Amr Henni

Abstract:

Anthropogenic CO2 emission is driving global warming, hence causing a drastic change in earth's geological and ecological systems. One of the solutions to reduce CO2 emission is to capture it from large point sources and store in geological strata or use it in enhanced oil recovery (EOR). Among many technologies, amine-based CO2 capture process is the most mature one and it offers high CO2 capture capacity and rapid kinetics. However, high regeneration energy, degradation and corrosion for the amine systems [1] compelled researchers to find alternate solvents. Ionic liquids (ILs) known as green solvents are molten salts at room temperature fulfil those criteria of low regeneration energy, negligible volatility and high thermal stability.[2] But, low CO2 uptake and high viscosity is the hindrance for deployment in CO2 capture operation [3]. To improve CO2 uptake, researcher have deployed strategies of functionalizing ILs with amines then known as task specific ionic liquids (TSILs)[4], but costly synthesis and purification steps, excessive viscosity forming gel like solids upon CO2 uptake are major obstruction for CO2 capture operation. An alternate strategy of blending the amines with ILs have shown promising results, such blended systems retain the desired properties of ILs but exclude the drawbacks of TSILs such as high synthesis cost and high viscosity. Moreover, the regeneration process requires lower energy as ILs replaces water fully or partially without compromising the absorption performance. A number of blended systems have been reported in the literature, however, in search of better blended systems with higher CO2 capacity but lower viscosity, new blended systems comprising of water, amines (Piperazine (PZ)) and ILs (1-butyl-3-methylimidazolium acetate ([Bmim][Ac]) were investigated.

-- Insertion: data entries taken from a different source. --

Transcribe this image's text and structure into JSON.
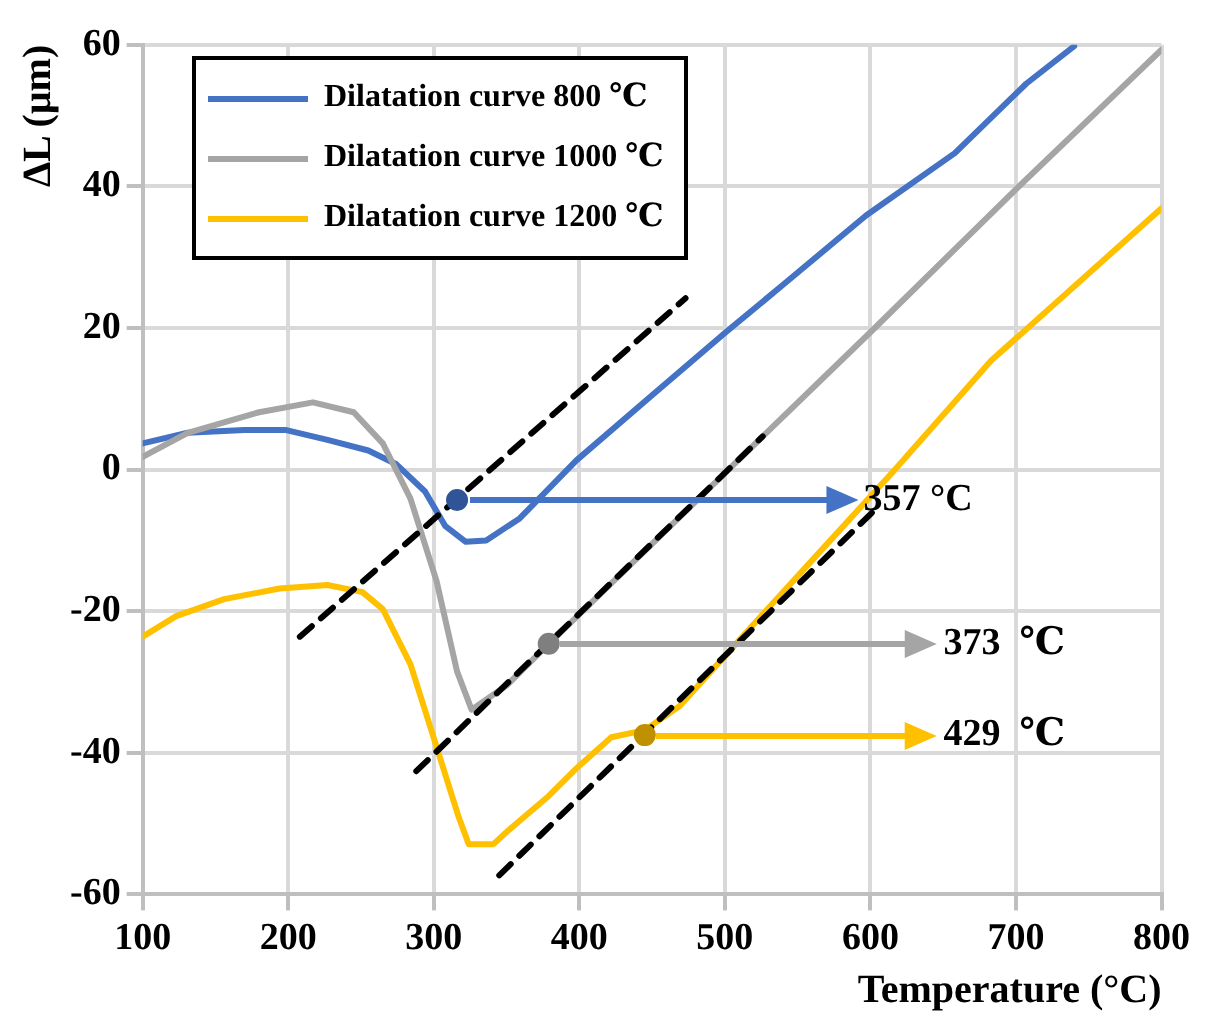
{
  "chart_data": {
    "type": "line",
    "xlabel": "Temperature (°C)",
    "ylabel": "ΔL (μm)",
    "xlim": [
      100,
      800
    ],
    "xticks": [
      100,
      200,
      300,
      400,
      500,
      600,
      700,
      800
    ],
    "ylim": [
      -60,
      60
    ],
    "yticks": [
      -60,
      -40,
      -20,
      0,
      20,
      40,
      60
    ],
    "grid": true,
    "legend": "top left",
    "marker": "none",
    "line_style": "solid",
    "series": [
      {
        "name": "Dilatation curve 800  ℃",
        "color": "#4472c4",
        "x": [
          100,
          131,
          170,
          198,
          227,
          255,
          274,
          294,
          308,
          322,
          336,
          359,
          398,
          450,
          500,
          540,
          597,
          658,
          707,
          740
        ],
        "values": [
          3.7,
          5.2,
          5.6,
          5.6,
          4.2,
          2.7,
          0.8,
          -3.1,
          -8.0,
          -10.2,
          -10.0,
          -6.9,
          1.3,
          10.5,
          19.3,
          26.1,
          35.9,
          44.7,
          54.5,
          59.8
        ]
      },
      {
        "name": "Dilatation curve 1000  ℃",
        "color": "#a5a5a5",
        "x": [
          100,
          131,
          180,
          217,
          245,
          265,
          284,
          302,
          316,
          326,
          350,
          379,
          450,
          500,
          600,
          701,
          800
        ],
        "values": [
          1.8,
          5.2,
          8.1,
          9.5,
          8.1,
          3.7,
          -4.1,
          -15.8,
          -28.5,
          -33.9,
          -30.5,
          -24.6,
          -10.5,
          -0.5,
          19.4,
          39.8,
          59.3
        ]
      },
      {
        "name": "Dilatation curve 1200  ℃",
        "color": "#ffc000",
        "x": [
          100,
          123,
          156,
          194,
          227,
          251,
          265,
          284,
          302,
          317,
          324,
          341,
          351,
          379,
          398,
          422,
          445,
          469,
          512,
          564,
          616,
          683,
          800
        ],
        "values": [
          -23.6,
          -20.7,
          -18.3,
          -16.8,
          -16.3,
          -17.3,
          -19.7,
          -27.5,
          -39.2,
          -49,
          -52.9,
          -52.9,
          -51,
          -46.1,
          -42.2,
          -37.8,
          -36.8,
          -33.4,
          -23.6,
          -11.9,
          -0.2,
          15.4,
          36.9
        ]
      },
      {
        "type": "line",
        "color": "#000000",
        "line_style": "dashed",
        "x": [
          208,
          473
        ],
        "values": [
          -23.6,
          24.2
        ]
      },
      {
        "type": "line",
        "color": "#000000",
        "line_style": "dashed",
        "x": [
          288,
          526
        ],
        "values": [
          -42.6,
          4.7
        ]
      },
      {
        "type": "line",
        "color": "#000000",
        "line_style": "dashed",
        "x": [
          345,
          601
        ],
        "values": [
          -57.3,
          -6.1
        ]
      },
      {
        "type": "scatter",
        "color": "#2f5597",
        "marker": "circle",
        "x": [
          316
        ],
        "values": [
          -4.3
        ]
      },
      {
        "type": "scatter",
        "color": "#7f7f7f",
        "marker": "circle",
        "x": [
          379
        ],
        "values": [
          -24.6
        ]
      },
      {
        "type": "scatter",
        "color": "#bf9000",
        "marker": "circle",
        "x": [
          445
        ],
        "values": [
          -37.5
        ]
      }
    ],
    "annotations": [
      {
        "text": "357 °C",
        "x": 316,
        "y": -4.3
      },
      {
        "text": "373  ℃",
        "x": 379,
        "y": -24.6
      },
      {
        "text": "429  ℃",
        "x": 445,
        "y": -37.5
      }
    ]
  }
}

Herein, the concentration of PZ was kept constant at 15 wt.%, while the concentration of ionic liquid (ILs) was varied from 0 to 60 wt.% by replacing the corresponding amount of water. Experiments were conducted up-to a CO2 partial pressure of 300 kPa at (313 and 333) K. In addition, the density and viscosity of all the blended systems were measured for the temperature range of (303 to 333) K at atmospheric pressure. The results indicated that the CO2 uptake in all blended systems increased with the increase in CO2 partial pressure. In addition, CO2 uptake decreases for all systems with an increase in temperature. No significant change in CO2 uptake was observed for the addition of ILs up to 30 wt.% to aqueous PZ, however a dramatic increase in CO2 uptake was observed for ILs concentration of 60 wt.%. Moreover, it was found that the viscosities of the blended systems are significantly lower than the pristine [Bmim][Ac] as well as other functionalized ionic liquids (TSILs) reported in the literature. The results reveal that aqueous PZ + [Bmim][Ac] blended systems have the potential to overcome the drawbacks of IL/TSILs while retaining superior CO2 capture performance.